Reading that is wild
Why are you doing Arch on a server? You want to tinker forever and read the update notes like a hawk lest the server implode forever?
Arch isn’t gonna be noticeably leaner than Debian.
Get Debian, install docker and/or podman, set unattended upgrades, and then install Incus if you need VMs or containers down the line. You can stick on ZFS and it’ll be fine, you already have BTRFS for basic mirrors. Install Cockpit and you’ll have a nice GUI. Try not to think you have to fiddle with settings, the maintainers for each package/service have set it so it works for most people (and we’re most people!); you’ll only need to intervene on an handful of package configs. All set and it’s not proprietary.
Arch’s design is key for user devices - it gets you the fixes you need now with good enough guard rails that usually it’s all good!

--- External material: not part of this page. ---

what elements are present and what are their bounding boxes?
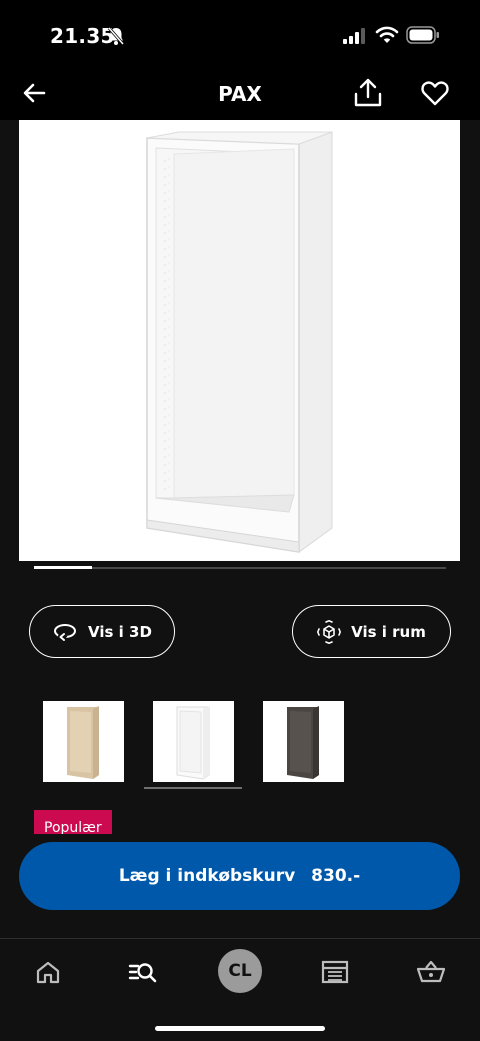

But that’s not the design you want for a 24/7 server that’s likely headless. You want that server to have the security updates and to get them installed asap without worry about stability. Literally for years now I’ve never had unattended upgrades cause any issue, and I’ve taken that system from 11 to 13 now. And I’ll look at in a month (maybe) while it continues to do DNS and serve up vidz
Debian on a laptop would be akin to a skeleton waiting on food/water; you’ll get that fix for sleep in 14 (maybe). It’s workable - just like Arch is workable for a server - but it’s just not the ideal role.
Both designs exist for a reason though, and that’s cause they both have their strengths!